Prosseguem depois no folclore das festividades beneméritas e do circo redentor da pátria - a choldra republicana gemina-se na súcia democrática por via, sobretudo, de duas características emblemáticas: o assalto ao tacho "em nome do Povo"; e a marionetice - ingénua ou badalhoca - dos perpetrantes. Os republicanantes querem ser franceses; os democrateiros urgem em ser soviéticos ou franco qualquer coisa. Todos eles execram Portugal e a sua história. Frustrados de não terem nascido nas suas pátrias de adopção, decidem converter nelas a pátria natural. A solução para os problemas de Portugal é, assim e por receita transformá-lo numa França de pacotilha ou numa União Soviética de pechisbeque. Afonso Costa fantasia-se de Micro-Marat ou Robespierrezinho de trazer por causa; Santo Álvaro Cunhal imagina-se um Stalinezinho Zézusco omnipronto a sanar o partido a clisteres e purgas suaves.
E culminam, finalmente, os ditos paralelismos, nos resultados fatais e finais: a bandalheira instaurada, a corrupção exorbitante, a liquidação febril do país e a comsumpção galopante da sua independência.
Todavia, não me parece honesto, com base estrita nas peregrinações destes crápulas, fazer de conta que o que estava antes era um mar de virtudes. Dizer que o que estava antes era absolutamente bom não difere muito do dizer que o que estava antes era absolutamente mau. É uma retórica equivalente. Patinamos no mesmo tipo de propaganda e já vimos -aliás, temos a desprazer de experimentar ainda actualmente - onde essa prosápia adolescente conduz.

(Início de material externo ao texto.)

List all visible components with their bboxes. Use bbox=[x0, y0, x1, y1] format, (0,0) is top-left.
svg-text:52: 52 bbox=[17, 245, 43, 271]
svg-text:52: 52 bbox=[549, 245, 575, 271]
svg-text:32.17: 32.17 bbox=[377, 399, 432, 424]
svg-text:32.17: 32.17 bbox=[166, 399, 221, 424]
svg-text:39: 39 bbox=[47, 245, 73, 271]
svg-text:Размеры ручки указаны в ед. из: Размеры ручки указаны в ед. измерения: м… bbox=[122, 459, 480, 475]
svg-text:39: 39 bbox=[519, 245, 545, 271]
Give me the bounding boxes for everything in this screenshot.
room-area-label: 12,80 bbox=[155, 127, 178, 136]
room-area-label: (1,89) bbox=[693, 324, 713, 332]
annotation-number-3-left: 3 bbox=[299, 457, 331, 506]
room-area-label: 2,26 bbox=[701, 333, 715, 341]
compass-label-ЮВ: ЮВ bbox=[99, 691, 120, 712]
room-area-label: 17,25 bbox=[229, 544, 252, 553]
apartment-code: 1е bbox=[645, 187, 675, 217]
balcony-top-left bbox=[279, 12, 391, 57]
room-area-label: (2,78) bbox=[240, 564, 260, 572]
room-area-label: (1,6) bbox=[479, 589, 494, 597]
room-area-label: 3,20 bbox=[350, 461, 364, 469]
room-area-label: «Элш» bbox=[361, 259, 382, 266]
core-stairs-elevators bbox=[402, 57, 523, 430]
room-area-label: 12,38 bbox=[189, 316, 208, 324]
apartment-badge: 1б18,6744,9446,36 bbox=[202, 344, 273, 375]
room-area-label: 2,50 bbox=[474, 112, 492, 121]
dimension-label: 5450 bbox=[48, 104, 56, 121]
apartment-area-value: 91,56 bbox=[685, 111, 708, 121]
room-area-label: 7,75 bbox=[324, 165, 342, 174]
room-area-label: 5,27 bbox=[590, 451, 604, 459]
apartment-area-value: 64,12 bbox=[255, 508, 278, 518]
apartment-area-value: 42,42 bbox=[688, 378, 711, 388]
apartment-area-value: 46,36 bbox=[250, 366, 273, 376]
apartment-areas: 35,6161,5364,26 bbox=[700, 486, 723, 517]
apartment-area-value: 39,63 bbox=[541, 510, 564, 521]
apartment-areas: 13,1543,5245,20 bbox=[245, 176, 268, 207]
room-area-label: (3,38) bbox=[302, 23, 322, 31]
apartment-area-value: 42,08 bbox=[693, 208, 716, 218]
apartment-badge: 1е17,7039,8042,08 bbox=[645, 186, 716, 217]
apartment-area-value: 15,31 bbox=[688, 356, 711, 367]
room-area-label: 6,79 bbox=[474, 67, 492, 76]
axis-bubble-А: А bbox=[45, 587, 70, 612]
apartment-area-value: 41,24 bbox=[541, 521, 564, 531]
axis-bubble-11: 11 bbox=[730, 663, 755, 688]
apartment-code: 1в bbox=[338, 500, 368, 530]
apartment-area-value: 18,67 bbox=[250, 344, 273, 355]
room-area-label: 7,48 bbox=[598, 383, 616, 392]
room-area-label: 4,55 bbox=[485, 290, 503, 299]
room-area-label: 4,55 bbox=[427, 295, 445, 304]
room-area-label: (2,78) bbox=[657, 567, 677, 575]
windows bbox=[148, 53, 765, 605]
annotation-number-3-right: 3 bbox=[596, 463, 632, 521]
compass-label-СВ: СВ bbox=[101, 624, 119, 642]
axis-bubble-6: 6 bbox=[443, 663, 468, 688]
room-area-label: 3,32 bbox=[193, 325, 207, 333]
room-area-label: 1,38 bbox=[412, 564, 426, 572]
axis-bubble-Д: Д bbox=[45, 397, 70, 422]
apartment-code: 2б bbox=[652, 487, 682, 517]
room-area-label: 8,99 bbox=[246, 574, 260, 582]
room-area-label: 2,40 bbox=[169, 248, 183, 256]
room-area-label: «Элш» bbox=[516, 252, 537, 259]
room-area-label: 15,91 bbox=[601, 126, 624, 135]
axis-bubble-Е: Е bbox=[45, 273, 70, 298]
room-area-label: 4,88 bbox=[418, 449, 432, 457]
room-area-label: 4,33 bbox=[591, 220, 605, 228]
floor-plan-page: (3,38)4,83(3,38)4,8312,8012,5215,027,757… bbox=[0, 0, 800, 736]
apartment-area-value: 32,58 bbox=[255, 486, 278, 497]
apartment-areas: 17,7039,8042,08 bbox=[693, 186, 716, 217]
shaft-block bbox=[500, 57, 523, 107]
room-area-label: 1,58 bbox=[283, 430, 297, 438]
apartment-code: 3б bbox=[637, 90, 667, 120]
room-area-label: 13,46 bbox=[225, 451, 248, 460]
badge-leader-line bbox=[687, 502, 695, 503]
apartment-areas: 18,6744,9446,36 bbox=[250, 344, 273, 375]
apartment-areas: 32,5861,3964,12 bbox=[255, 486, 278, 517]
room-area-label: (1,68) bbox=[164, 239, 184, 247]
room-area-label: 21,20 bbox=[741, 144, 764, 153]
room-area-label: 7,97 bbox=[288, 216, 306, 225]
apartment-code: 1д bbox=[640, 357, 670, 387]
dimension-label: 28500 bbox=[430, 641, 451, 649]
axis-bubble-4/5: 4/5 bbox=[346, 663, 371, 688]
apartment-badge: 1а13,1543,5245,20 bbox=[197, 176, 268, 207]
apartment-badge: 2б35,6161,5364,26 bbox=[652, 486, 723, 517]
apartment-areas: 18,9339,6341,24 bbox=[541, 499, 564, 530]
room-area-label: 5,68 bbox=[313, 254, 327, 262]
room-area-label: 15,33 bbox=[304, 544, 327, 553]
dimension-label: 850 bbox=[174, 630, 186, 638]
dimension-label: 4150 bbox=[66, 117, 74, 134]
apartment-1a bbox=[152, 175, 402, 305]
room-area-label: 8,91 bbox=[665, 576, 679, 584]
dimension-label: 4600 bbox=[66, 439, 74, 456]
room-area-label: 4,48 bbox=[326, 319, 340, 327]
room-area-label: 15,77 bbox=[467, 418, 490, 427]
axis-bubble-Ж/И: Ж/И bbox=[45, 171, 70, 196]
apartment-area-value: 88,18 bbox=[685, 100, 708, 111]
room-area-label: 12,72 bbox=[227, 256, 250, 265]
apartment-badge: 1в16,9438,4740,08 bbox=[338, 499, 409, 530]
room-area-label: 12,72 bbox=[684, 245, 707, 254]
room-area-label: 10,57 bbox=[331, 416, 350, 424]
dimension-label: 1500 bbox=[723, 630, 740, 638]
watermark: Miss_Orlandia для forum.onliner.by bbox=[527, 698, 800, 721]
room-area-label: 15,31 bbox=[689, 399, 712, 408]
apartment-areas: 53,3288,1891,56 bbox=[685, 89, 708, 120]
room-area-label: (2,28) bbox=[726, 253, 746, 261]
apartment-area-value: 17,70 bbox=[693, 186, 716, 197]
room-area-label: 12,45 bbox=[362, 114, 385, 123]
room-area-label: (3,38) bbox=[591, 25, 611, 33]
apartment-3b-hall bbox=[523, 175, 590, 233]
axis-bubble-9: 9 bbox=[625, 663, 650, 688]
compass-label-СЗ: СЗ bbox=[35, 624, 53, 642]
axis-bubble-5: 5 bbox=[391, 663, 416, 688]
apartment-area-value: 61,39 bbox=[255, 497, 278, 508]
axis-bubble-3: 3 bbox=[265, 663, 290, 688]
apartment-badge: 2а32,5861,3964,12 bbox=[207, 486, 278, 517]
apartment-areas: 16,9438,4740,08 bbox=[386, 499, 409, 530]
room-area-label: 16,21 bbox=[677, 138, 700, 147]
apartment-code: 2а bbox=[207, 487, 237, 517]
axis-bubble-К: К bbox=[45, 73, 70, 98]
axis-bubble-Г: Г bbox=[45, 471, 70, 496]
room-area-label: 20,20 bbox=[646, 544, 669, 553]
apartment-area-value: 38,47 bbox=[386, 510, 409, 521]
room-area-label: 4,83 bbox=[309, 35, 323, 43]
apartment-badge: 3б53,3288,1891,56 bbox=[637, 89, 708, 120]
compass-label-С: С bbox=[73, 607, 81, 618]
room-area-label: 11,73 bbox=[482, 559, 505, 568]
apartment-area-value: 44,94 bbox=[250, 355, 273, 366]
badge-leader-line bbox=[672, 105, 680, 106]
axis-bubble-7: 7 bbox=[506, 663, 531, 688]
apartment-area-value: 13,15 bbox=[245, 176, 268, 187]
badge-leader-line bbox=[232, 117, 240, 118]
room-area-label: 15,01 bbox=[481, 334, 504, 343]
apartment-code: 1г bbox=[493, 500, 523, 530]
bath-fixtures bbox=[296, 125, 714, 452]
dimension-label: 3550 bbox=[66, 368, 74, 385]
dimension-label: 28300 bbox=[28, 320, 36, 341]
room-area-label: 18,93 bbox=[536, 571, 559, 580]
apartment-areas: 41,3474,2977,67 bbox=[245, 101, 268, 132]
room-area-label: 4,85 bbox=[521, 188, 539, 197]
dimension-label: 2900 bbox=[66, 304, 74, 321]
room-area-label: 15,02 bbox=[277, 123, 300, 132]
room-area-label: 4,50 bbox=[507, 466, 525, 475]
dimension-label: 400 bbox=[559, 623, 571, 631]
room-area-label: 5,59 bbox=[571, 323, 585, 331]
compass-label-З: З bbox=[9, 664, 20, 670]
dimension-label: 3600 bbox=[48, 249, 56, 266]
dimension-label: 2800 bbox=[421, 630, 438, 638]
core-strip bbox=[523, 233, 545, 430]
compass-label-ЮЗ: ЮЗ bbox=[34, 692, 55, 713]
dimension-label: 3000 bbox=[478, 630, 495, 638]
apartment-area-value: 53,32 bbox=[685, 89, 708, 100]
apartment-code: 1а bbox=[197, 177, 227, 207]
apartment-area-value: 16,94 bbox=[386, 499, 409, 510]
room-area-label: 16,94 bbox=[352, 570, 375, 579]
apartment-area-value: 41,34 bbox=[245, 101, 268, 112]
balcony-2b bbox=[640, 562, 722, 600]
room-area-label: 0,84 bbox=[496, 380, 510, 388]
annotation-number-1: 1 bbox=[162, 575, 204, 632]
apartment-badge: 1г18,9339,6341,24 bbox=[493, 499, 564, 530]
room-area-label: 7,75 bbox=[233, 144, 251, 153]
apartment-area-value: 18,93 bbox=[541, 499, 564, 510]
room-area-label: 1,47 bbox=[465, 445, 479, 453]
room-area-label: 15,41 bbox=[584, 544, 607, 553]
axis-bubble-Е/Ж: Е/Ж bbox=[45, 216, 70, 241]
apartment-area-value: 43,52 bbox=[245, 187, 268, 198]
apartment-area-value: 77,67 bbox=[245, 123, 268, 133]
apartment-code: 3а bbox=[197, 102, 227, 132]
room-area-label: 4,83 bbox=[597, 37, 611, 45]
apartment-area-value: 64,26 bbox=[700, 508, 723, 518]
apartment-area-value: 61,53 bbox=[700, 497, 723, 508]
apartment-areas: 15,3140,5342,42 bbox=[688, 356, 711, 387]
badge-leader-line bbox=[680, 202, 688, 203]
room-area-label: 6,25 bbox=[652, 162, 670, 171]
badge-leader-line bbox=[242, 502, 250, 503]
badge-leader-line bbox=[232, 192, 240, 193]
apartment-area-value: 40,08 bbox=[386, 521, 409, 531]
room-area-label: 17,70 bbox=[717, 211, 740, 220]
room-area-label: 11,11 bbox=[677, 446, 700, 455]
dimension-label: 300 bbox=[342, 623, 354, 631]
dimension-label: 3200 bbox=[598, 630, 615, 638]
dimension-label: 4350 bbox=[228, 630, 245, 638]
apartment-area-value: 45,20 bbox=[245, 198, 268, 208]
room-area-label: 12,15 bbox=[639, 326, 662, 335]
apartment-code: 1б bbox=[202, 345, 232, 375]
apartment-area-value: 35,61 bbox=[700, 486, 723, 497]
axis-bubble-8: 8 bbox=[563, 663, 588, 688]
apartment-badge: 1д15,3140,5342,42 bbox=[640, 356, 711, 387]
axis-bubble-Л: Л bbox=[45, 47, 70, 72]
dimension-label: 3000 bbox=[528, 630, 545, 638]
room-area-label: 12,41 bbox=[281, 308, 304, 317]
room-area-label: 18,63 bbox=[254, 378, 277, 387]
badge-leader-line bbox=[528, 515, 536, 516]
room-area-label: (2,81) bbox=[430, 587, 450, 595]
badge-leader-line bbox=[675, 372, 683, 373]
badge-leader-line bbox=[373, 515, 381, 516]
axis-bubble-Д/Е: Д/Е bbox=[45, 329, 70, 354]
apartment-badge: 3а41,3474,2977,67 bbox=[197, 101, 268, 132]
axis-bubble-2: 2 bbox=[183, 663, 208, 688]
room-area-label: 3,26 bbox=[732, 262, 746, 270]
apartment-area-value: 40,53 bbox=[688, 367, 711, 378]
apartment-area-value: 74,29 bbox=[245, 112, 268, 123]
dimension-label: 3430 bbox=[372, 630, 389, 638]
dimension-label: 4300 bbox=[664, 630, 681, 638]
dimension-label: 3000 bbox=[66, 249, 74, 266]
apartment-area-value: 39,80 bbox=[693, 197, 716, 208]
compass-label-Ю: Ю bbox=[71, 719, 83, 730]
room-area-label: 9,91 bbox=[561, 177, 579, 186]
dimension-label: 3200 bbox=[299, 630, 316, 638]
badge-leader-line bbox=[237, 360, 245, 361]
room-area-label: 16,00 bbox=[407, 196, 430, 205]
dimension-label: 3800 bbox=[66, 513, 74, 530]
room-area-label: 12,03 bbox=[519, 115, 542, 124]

O facto é que a monarquia pós-Restauração teve trezentos anos para evitar o regicídio e o 5 de Outubro; assim como o Estado Novo dispôs de quase cinquenta para obviar à Abrilagem. Se, ao cabo de trezentos anos de monarquia, o resultado é a implantação da república, alguma coisa correu mal - e não se trata apenas de flatos e outras ventosidades históricas bufadas do exterior. Do mesmo modo, se ao fim de quarenta e oito anos de ordem nacionalista o corolário é o 25 de Abril, algo, nitidamente, deu para o torto. E não foi certamente numa noite. Atente-se que mais sintomático que o acto de derrube dum determinado regime foi a não defesa por praticamente ninguém desse regime.
Tudo somado, hoje como sempre, o que esta martirizada pátria menos precisa é de gente perita e virtuosa na técnica do avestruz - profissionais da auto-indulgência, da auto-complacência e da irresponsabilização aos molhos. Assumir a história é assumir a plenitude dos nossos defeitos e virtudes, vitórias e derrotas, glórias e frustrações, quer nacionais, quer pessoais e humanas. Já é mais que tempo de gritar basta a um país de auto-mutilados.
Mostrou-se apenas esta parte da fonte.